AI setup: May 2025

AI Setup: May 2025

The AI landscape is shifting every week. New models, XYZ tool updates, MCP this, MCP that, yet more models—honestly, it’s overwhelming. Keeping track is already time-consuming; experimenting with it all? Good luck.

My strategy remains pragmatic. AI is clearly improving, and engineers integrating AI into their workflows can significantly boost productivity. We're not fully there yet, but each iteration brings us closer.

My Thoughts on AI Editors

Editors like Cursor or Windsurf haven't clicked for me yet. Maybe I’m resistant to change, but I don't see why these editors will stick around longterm. Without their own unique model, they're just VS Code plus some features. If they're building their own models, that's different. Otherwise, VS Code will catch up eventually.

Constantly switching editors every few weeks because one is now slightly better than another is draining. My interest in chasing editor hype has died — I'd rather wait for the dust to settle.

So for now — 🛑

Extracting Value from AI

Before diving into my workflow, it helps to clarify what I seek from AI:

  • A Rubber Duck: I spend a lot of time on architecture decisions at Bold.org. Whether it's eliminating bottlenecks, evaluating third-party integrations, or optimizing resources, having an AI companion to reason, challenge, and learn from is inevitable today.

  • Coding Companion: When building features, I prefer coding alongside AI rather than having it do everything in one shot. I don't mind iterating with it.

  • Bug Identification: I'd love AI to sift through logs, Sentry reports, or Linear tickets to initially identify and propose fixes for bugs. Maybe it's a dream, but it's my ideal scenario.

Claude Code Experience

Since editors haven’t won me over, Claude Code caught my attention. Staying within my IDE and delegating background tasks to Claude Code is appealing — it lets me remain focused without distraction.

I've been using Claude for a month with solid results. Codex, however, didn't survive even ten minutes of my attention. It failed miserably, while Claude handled similar tasks pretty good. Time is precious — I won’t waste it forcing something to work.

The only downside? Claude feels expensive. Using it fully could easily cost over $100 monthly — easy for Bold, but steep for personal projects.

How I'm Using AI

Now, let’s get practical!

It’s important to distinguish my workflow at Bold.org. It's around 8k files,not massive, but certainly complex.

Large Codebase

My dream for Bold.org remains one click bug fixes from Linear tickets. We aren’t there yet.

Even straightforward tasks like adding new backend services still underperform using AI at Bold. Dependencies, TypeScript issues, context confusion. Verdict for me is generated code typically needs extensive rewrites for it to be production ready.

However, GitHub Copilot helps a lot for simple, low context tasks like migrations or short method implementations. Writing comments to generate a few reliable lines is great. Certainly Copilot hasn't been hot recently but I am not sure it needs to.

The biggest productivity boost I've gotten is in documentation. We recently prioritized docs by kicking off an Obsidian project. Claude Code is magic here. I point it at concepts (auth, background jobs, validations) and it generates complete markdown documents. It made documentation meaningful, accessible, and manageable.
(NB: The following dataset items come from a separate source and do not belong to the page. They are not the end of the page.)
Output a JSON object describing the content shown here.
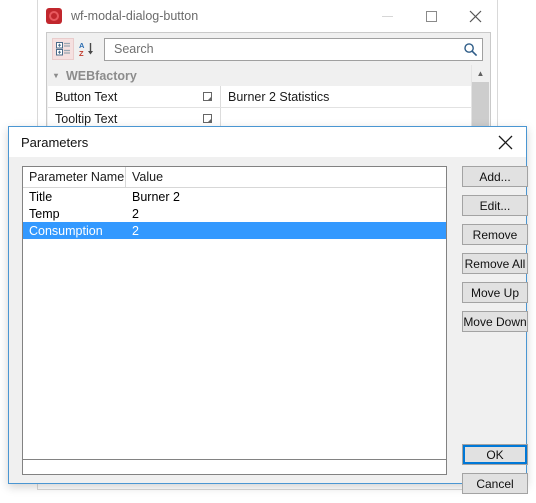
{
  "host_window": {
    "title": "wf-modal-dialog-button",
    "icon": "app-icon",
    "controls": {
      "minimize": "minimize-icon",
      "maximize": "maximize-icon",
      "close": "close-icon"
    },
    "toolbar": {
      "categorized_icon": "categorized-view-icon",
      "sort_icon": "alphabetical-sort-icon",
      "search_placeholder": "Search",
      "search_value": "",
      "search_icon": "search-icon"
    },
    "property_grid": {
      "category": "WEBfactory",
      "collapse_icon": "triangle-collapse-icon",
      "rows": [
        {
          "name": "Button Text",
          "value": "Burner 2 Statistics",
          "editor_icon": "ellipsis-editor-icon"
        },
        {
          "name": "Tooltip Text",
          "value": "",
          "editor_icon": "ellipsis-editor-icon"
        }
      ],
      "scroll_up_icon": "chevron-up-icon"
    }
  },
  "dialog": {
    "title": "Parameters",
    "close_icon": "close-icon",
    "table": {
      "columns": [
        "Parameter Name",
        "Value"
      ],
      "rows": [
        {
          "name": "Title",
          "value": "Burner 2",
          "selected": false
        },
        {
          "name": "Temp",
          "value": "2",
          "selected": false
        },
        {
          "name": "Consumption",
          "value": "2",
          "selected": true
        }
      ]
    },
    "side_buttons": [
      {
        "label": "Add...",
        "name": "add-button"
      },
      {
        "label": "Edit...",
        "name": "edit-button"
      },
      {
        "label": "Remove",
        "name": "remove-button"
      },
      {
        "label": "Remove All",
        "name": "remove-all-button"
      },
      {
        "label": "Move Up",
        "name": "move-up-button"
      },
      {
        "label": "Move Down",
        "name": "move-down-button"
      }
    ],
    "ok_label": "OK",
    "cancel_label": "Cancel"
  },
  "colors": {
    "selection_blue": "#3399ff",
    "dialog_border_blue": "#4a96d2",
    "focus_blue": "#0078d7",
    "accent_red": "#c1272d",
    "link_blue": "#1414d2"
  }
}
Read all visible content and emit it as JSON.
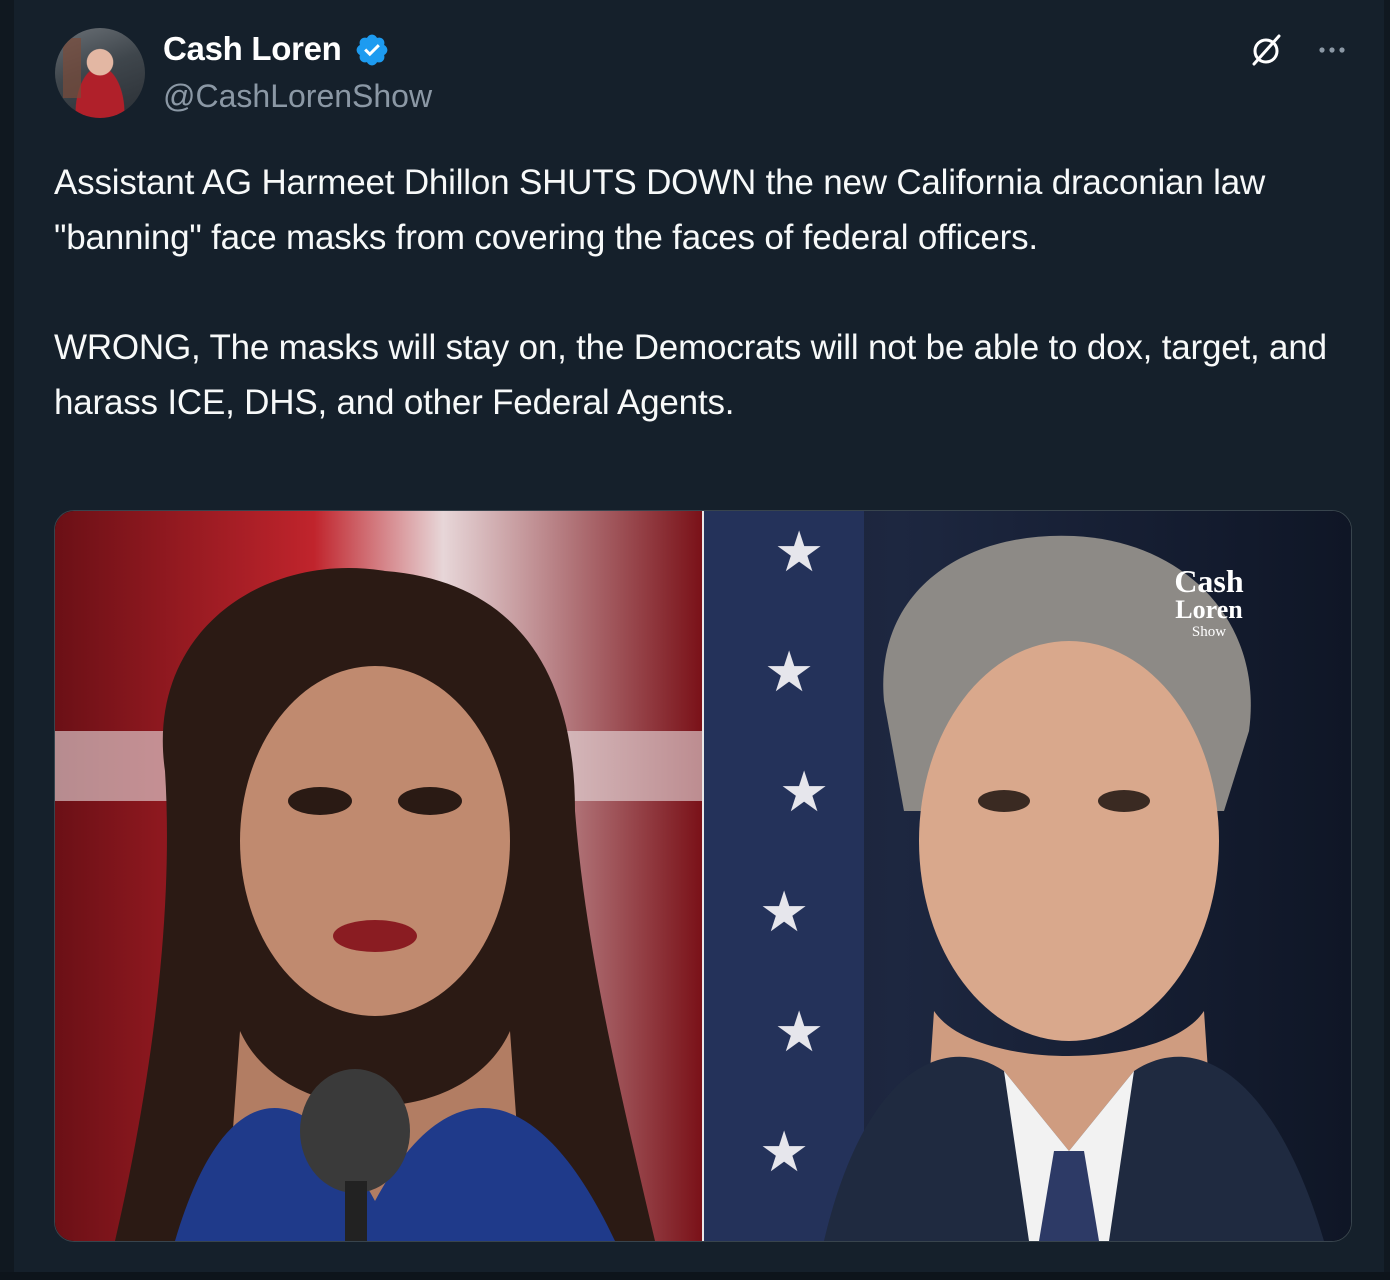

Definitely recommend.

Taking this further, integrating Claude into PR workflows to auto-document changes has been successful and popular among our engineers, reducing friction considerably.

Lastly, for architectural decisions or research tasks, I built a small script, linear-agent, pairing Claude with Linear. Claude gathers ticket context, proposes solutions, and I refine them using more advanced reasoning models like o3 and o4 and oh my god they need to fix namings. This setup ensures discussions are immediately relevant to our codebase.

One-off Scripts

Another practical use: quick scripting. To improve team communication, we launched weekly “Show N Tell” meetings, presenting work from our weekly cycles. Initially unstructured, this quickly failed. Nobody has anything to present when not prompted to do so!

Claude scripted an integration between Linear, OpenAI, and Slack that automatically prioritizes tickets for demo voting. One off, non-production scripts - approved!

Smaller Codebase & Greenfield Projects

I’m also developing a smaller side app (more on that later) with a monorepo containing backend, frontend, and shared packages.

One-shotting entire full-stack features is still impractical; AI often loses context, introduces unnecessary dependencies, or goes off track.

I've had way better success from limiting scope and giving precise direction, referencing existing code patterns explicitly. For example, AI struggled initially creating routers but succeeded once I provided a clear example. Less decision making from AI is crucial here.

My current flow:

  • Write initial backend services/controllers.
  • Iterate or improve with Claude.
  • Ask for data fetching in frontend with existing pattern.
  • Let it do and iterate on UI

Tailwind and ShadCN have significantly reduced my frontend coding time, and React Router’s loaders and fetchers cleanly separate from UI components, preventing Claude from introducing yet another patter or breaking existing implementations.

Looking Ahead

Feels we are at the very beginning. Still yeah. Excited about future of Claude Code, especially now that there's competition. Still bearish about the viability of IDEs, but who knows what the future holds!